Anyways, they recruited 9 sector heads that were PMs at places like Point72 and Citadel to provide the sector-specific knowledge (I'm guessing to provide the domain expertise to train the machines). Guess it hasn't been doing too well and they shut it after barely a year. Too bad, it sounds really cool and I bet this could have worked if they maybe worked out the kinks. Anyone else have any other info?
Hi Acidophilus, check out these links:
Fingers crossed that one of those helps you.
I made a post about balyasny on here a while back, they dont know how to hire tech/ML people and they suffer for it
Chemical synthesis is a very interesting and important question that is clarified every day in our life. But only several people know the real significance of this tools influence on our life. First of all, such type of devices provide convenience in using your mobile phones, tablets etc. Protecting their screen from dust and other garbage. But it is not the only using of such type technologies.
Most non tech people don’t know how to hire technical people. It’s how a lot of software companies swindle management into paying for their service
I'm having a hard time figuring out how this could have potentially worked...
The algo provides some type of action with some confidence level and then what? How do you combine the human and digital input? How did this even happen in the chess situation? Computer and human each make a turn sounds retarded... But then how does the human know when to interfere? Is it some type of randomized process? Maybe the computer asks the human to take a decision based on intuition or something when multiple different moves have exactly the same expected outcome
Freestyle chess
Good question, I'm not sure. The link above sort of describes how it works in chess. The idea is that the computer takes care of the number crunching, while the human governs the overall strategy and direction i.e. tells the computer where to number-crunch.

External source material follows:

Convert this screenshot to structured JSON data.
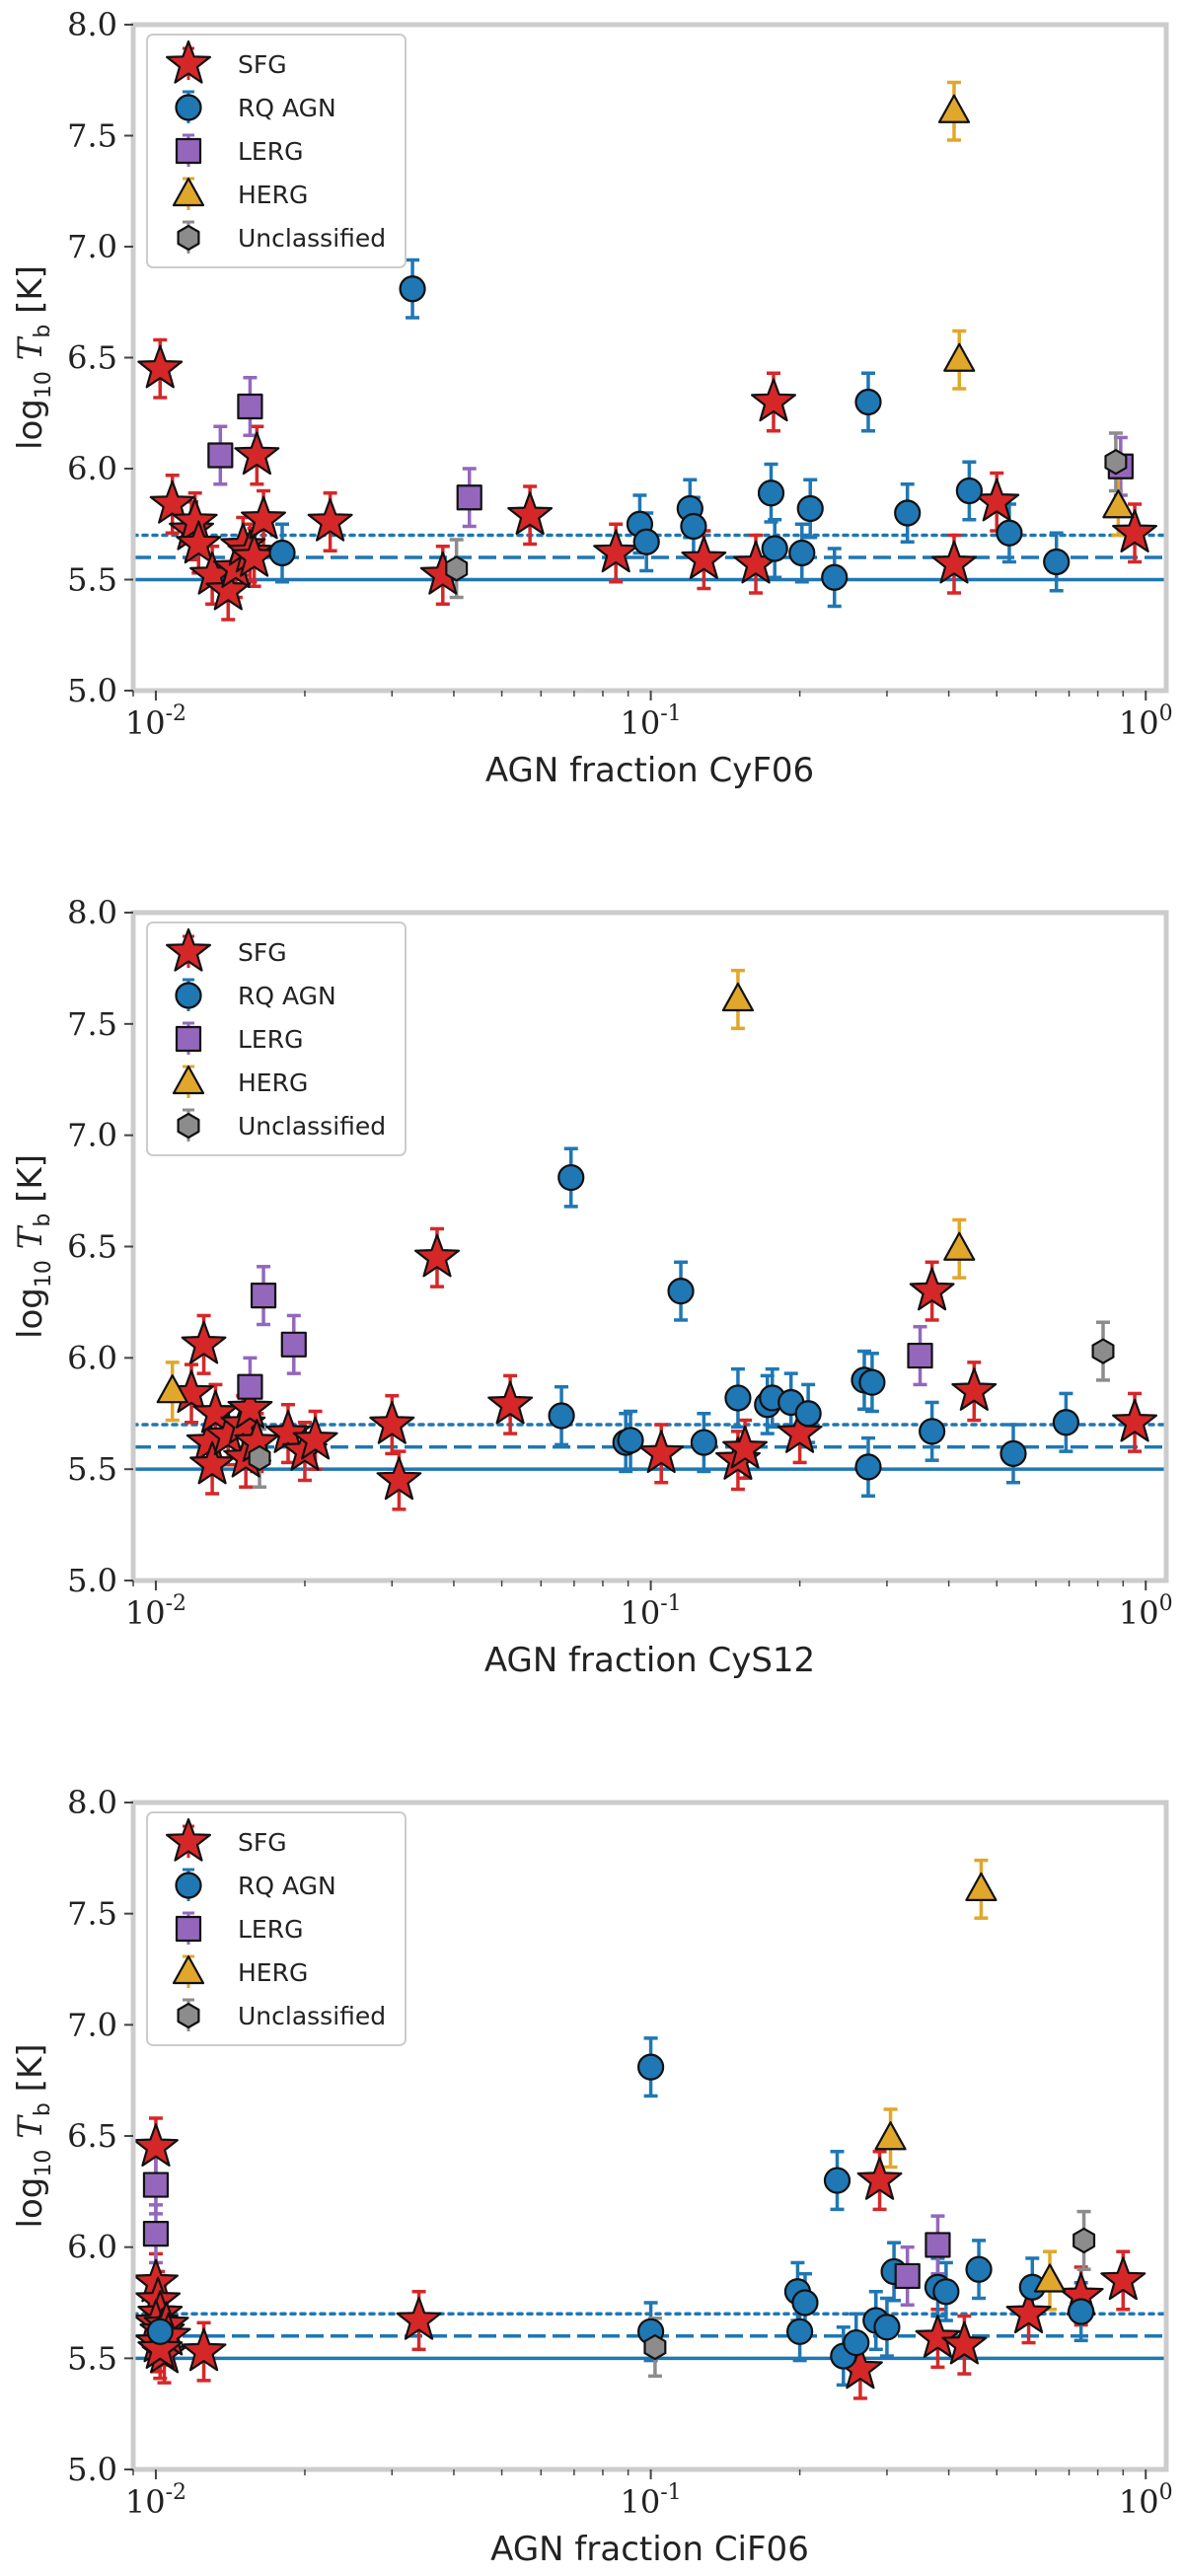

maybe I am a luddite but i think machine learning is great for identifying images of cats, and not proven in predicting financial markets. at least in its current form.
These hybrid processes are very tricky to get right. You need a good pragmatic quant team, and open-minded, collaborative fundamental specialists. Generally, the humans (sector specialists) provide domain expertise, which is used across a large systematic book (1000+ positions).

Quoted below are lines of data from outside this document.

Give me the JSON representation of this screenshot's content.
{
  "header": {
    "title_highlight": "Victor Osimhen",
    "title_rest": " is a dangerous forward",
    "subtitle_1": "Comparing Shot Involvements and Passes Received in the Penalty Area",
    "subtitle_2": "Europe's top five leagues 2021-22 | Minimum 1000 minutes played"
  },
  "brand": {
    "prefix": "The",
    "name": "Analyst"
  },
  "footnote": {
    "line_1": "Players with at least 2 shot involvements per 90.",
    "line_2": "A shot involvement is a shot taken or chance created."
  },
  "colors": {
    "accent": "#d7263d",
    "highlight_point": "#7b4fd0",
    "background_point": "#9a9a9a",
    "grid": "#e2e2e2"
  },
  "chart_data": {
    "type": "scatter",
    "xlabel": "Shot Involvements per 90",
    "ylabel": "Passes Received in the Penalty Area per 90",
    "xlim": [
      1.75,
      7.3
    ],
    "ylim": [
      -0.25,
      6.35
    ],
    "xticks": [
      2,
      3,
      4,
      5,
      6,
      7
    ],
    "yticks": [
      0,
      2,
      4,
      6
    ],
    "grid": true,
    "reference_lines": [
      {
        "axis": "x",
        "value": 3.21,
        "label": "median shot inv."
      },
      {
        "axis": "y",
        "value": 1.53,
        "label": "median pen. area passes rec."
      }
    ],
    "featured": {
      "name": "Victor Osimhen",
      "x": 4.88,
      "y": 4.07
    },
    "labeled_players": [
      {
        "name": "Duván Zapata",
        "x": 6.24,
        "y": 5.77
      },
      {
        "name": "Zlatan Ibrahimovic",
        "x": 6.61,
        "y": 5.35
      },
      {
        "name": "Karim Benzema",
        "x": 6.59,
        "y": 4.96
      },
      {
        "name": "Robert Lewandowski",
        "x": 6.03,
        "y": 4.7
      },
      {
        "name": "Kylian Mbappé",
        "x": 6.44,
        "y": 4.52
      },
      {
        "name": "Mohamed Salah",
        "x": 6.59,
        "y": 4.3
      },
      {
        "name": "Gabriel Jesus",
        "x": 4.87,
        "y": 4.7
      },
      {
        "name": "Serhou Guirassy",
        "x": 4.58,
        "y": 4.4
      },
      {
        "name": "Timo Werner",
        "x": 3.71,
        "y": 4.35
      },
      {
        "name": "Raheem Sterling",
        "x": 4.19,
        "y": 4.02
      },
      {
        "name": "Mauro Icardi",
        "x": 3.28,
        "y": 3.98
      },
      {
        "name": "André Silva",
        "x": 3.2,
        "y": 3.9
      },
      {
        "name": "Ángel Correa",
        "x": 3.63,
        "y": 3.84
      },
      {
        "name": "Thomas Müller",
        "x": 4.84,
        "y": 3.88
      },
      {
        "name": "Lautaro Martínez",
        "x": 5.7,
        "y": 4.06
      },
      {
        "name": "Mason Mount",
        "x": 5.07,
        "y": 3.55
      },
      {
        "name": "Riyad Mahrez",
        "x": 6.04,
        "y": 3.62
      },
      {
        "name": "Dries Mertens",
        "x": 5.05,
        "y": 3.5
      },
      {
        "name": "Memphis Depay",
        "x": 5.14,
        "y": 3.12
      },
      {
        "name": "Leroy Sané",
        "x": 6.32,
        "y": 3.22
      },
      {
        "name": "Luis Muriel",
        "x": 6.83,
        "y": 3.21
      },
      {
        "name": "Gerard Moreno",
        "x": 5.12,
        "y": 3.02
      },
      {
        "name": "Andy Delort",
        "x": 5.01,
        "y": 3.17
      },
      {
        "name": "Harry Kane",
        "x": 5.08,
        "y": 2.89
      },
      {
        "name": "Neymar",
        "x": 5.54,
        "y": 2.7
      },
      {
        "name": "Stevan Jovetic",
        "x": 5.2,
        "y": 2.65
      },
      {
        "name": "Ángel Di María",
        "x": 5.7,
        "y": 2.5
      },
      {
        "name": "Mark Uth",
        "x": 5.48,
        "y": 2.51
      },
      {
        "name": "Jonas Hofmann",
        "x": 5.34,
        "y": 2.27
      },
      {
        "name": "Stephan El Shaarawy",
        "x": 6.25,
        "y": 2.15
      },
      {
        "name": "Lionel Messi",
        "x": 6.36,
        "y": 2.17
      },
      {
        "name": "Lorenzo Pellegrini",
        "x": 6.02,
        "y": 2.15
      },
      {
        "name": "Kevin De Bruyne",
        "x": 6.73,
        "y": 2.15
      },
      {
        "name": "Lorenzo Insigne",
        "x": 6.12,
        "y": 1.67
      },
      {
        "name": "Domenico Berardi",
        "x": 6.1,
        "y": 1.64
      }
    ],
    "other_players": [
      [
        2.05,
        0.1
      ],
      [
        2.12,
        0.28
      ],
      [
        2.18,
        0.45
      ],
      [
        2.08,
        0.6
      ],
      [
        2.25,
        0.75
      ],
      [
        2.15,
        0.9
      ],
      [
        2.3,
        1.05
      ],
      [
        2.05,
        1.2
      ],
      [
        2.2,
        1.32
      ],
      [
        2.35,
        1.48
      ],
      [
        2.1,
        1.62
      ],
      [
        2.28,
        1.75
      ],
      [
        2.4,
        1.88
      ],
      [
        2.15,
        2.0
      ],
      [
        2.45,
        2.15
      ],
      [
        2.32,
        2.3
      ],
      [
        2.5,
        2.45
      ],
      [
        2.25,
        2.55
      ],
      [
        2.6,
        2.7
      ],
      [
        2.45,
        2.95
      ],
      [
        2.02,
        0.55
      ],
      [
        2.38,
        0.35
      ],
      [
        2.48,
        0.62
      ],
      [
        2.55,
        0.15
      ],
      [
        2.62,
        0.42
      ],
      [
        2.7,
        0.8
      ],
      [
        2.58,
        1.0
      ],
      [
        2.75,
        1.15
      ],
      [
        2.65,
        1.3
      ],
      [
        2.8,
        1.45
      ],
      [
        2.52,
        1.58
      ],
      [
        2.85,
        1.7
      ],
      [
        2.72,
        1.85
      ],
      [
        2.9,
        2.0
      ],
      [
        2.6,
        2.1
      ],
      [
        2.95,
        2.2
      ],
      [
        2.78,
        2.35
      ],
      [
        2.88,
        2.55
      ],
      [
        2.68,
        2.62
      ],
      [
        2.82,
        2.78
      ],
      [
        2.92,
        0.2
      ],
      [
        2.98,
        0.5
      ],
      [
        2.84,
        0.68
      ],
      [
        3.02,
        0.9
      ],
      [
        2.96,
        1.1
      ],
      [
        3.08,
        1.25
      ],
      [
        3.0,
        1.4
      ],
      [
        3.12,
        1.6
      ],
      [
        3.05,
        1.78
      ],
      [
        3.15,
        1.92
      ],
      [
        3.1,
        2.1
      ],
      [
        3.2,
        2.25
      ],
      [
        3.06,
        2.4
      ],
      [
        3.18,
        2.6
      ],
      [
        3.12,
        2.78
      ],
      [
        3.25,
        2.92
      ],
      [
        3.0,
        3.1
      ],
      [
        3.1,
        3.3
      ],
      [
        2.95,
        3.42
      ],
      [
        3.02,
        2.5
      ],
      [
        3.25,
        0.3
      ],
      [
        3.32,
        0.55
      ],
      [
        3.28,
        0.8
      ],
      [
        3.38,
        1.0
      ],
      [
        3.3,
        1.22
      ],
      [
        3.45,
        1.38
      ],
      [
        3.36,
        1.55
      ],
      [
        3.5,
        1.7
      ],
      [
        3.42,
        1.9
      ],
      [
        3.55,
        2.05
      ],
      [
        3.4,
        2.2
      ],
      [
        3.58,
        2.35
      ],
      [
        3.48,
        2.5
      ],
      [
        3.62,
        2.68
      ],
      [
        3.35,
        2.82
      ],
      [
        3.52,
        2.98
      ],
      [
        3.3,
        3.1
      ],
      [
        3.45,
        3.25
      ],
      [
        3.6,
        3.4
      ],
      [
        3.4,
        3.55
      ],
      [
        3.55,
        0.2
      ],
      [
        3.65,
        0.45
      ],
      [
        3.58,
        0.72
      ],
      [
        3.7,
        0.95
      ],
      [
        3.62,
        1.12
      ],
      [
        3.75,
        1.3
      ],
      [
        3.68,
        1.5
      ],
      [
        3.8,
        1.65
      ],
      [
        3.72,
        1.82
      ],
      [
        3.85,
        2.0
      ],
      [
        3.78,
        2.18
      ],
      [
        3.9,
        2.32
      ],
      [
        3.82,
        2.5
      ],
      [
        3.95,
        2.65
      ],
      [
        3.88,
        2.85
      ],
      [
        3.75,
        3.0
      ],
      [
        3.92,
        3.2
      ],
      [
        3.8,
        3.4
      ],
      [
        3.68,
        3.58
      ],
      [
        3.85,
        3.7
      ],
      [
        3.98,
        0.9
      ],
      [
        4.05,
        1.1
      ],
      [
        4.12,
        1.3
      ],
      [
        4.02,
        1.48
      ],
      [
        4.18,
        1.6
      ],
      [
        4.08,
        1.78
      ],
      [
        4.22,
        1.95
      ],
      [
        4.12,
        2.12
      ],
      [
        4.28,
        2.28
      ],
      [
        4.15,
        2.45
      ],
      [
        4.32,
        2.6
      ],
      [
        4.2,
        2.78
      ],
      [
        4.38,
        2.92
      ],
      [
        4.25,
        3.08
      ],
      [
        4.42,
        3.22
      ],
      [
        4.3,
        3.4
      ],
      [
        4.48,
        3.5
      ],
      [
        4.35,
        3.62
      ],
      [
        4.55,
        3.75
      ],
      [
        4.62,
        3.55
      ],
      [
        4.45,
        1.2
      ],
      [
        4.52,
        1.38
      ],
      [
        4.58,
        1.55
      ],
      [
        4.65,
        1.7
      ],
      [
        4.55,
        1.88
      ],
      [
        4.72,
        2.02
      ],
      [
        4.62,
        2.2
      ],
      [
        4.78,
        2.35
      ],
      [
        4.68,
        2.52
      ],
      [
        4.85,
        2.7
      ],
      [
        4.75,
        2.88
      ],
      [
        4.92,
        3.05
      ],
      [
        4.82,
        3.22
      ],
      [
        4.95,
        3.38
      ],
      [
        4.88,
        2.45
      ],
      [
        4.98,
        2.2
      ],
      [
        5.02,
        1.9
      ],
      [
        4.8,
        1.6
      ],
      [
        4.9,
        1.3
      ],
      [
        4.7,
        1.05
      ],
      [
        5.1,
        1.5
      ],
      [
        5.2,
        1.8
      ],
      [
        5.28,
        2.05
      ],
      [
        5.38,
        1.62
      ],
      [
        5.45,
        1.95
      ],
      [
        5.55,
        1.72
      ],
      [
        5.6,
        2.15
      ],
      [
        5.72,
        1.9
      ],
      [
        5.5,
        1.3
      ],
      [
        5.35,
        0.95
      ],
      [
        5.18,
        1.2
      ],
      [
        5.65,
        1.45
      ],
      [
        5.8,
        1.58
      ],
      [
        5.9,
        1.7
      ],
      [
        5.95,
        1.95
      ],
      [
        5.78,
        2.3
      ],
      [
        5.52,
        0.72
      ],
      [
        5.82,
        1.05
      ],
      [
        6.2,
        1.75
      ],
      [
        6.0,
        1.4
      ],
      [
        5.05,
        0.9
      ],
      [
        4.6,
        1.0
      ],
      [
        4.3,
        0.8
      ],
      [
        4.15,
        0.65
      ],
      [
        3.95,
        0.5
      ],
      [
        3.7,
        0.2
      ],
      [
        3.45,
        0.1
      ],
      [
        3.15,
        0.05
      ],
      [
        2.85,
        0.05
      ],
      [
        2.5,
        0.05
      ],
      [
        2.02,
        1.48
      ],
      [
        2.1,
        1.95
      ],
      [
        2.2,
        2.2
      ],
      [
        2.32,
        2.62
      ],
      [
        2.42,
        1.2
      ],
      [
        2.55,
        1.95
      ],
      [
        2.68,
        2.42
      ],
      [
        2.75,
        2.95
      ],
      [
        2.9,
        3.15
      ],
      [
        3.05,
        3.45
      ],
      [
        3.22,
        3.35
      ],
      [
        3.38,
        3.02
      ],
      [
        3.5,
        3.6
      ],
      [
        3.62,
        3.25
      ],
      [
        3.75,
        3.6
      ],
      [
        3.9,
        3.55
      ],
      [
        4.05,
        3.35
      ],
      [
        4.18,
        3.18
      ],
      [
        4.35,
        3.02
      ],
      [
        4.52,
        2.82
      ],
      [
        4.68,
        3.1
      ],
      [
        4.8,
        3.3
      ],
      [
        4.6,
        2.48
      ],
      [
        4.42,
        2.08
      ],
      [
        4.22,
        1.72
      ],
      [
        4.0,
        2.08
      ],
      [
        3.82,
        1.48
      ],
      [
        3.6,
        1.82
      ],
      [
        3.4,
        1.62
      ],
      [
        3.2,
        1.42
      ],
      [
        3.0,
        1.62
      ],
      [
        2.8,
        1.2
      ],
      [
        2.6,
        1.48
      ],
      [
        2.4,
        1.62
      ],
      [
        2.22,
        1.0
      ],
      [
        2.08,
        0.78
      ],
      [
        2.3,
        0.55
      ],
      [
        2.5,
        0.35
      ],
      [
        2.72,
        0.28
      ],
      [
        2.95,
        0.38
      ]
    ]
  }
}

One example: each sector specialist forecasts current quarter's EPS/revenue, which the algorithms use as part of its process (factors).
The gist being that a sector specialist has better insight into a company than the sell-side consensus.
It's hard to get right because fundamental specialists don't know how to hire quants, and vice-versa. You need a good leader who can speak both languages.
Your last point about hiring right is crucial. The "hiring manager" (for lack of a better term) needs to be good at evaluating/selecting both fundamental analysts and quants, and needs to be able to strike the right balance between the two to avoid building a monoculture.
what I usually see happen is the manager for fundamental analysis just hires some guy with a fancy pedigree, like they do for analysts, and then the guy sucks
usually the fundamental PM hires a quant so they can either market as using quant or hoping it will juice returns. Its not because they suck but the fundamental PM isn't trying to really build out a quant / fundamental team and usually tries to hire as cheaply as possible. This usually means a PhD with no experience or a quant who comes in and just does their own thing. Actually trying to combine the two is difficult.
The example you gave seems to be limited to one specific type of alpha. For a pure quant team it wouldn't make sense to hire a fundamental analyst covering 50 stocks. Not sure how much value they would add in the case you mention. The quant can always just not bet on earnings.
Honestly it was a interesting concept to try, as someone who isn't a quant I'm king of glad it didn't. If it did would further make the case humans (as the majority) wouldn't be needed.
Is it just me or the link not working?
That's right. It doesn't work for me either.
Alternative link
Hey sorry the original was a cached version of the BI story. I found another link that should work. Can't update the original post though.